Now, whether or not and how our country must draw up international agreements isn’t a job for the GMOA – especially when the Government had assured there would be no clauses that would affect their members. Government must take the step after a serious reflection of the benefits or otherwise such an agreement can have on the country’s economy. GMOA had no business putting its neck out on this. Yet, that organisation keeps making all sorts of economic analyses on the issue; medical men cannot lay claim to a knowledge of practical global economics.

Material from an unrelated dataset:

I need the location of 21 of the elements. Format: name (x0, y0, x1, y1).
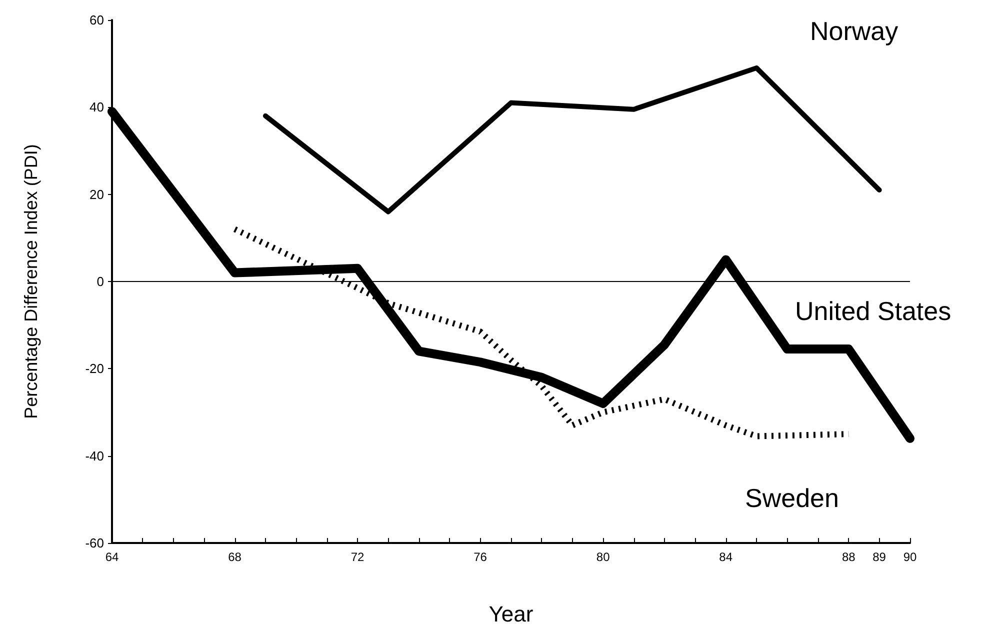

Their current demands also include a number or proposals for salary increases. They include demands for a monthly transport allowance of Rs. 100,000 and a monthly allowance of Rs. 30,000 each for all medical administrators. There are about 20,000 doctors in the service. One can see what a formidable budget commitment that would all be. There is also a demand that that children of GMOA members be guaranteed entrance to top level national schools. 

These proposals if allowed could lead to vast demands and tensions across other sectors of society that would create a myriad of endless ramifications. From this impact even seemingly legitimate proposals would be deemed to have a political dimension as they stem from a consciousness of power and a will to exercise such power on the part of the medical fraternity.

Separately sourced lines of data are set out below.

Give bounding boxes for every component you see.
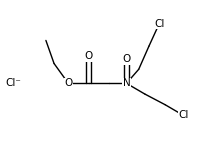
Text: O: O xyxy=(122,54,131,64)
Text: O: O xyxy=(64,78,72,88)
Text: O: O xyxy=(85,51,93,61)
Text: N: N xyxy=(123,78,130,88)
Text: Cl⁻: Cl⁻ xyxy=(5,78,21,88)
Text: Cl: Cl xyxy=(178,111,189,120)
Text: Cl: Cl xyxy=(154,19,164,29)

The Government has now set up a salaries commission to revise salaries across the board for all sectors fairly and according to affordability. This is good. On the other hand, if the GMOA presses further on this path using its indispensability power to try and bring the Government to its knees, then it clearly plays a political role. In this way, otherwise legitimate demands of a union can border on politics. 

Political rhetoric of the GMOA

Besides, one has to view all the above demands through the prism of the GMOA rhetoric. The rhetoric is threatening and unashamedly political. Dr. Anuruddha Padeniya’s threat to list traitors [to the nation] is political. He will have a hard time defining who a traitor to the nation is, in the first place. That issue is, however beside the point.

Social contract 

In the recent railway strike one witnessed signs of the incoming power struggle that we referred to above. Commuters arrived in hordes after work and, provoked by the lightning strike, began beating the strikers. That was clearly a spontaneous act, according to all reports. Commuters arrived after a hard day’s work to get back to their homes but found to their dismay that trains weren’t going to work.

GMOA and other trade unions must realise one thing and that is that they are an integral part of the wider society to which they are obligated. Citizens are in an implied social contract. They can do what they do so far as they are loyal to those societal obligations and so far as the patience of the civilian population are not exceeded by what is perceived as a blatant breach of social contract.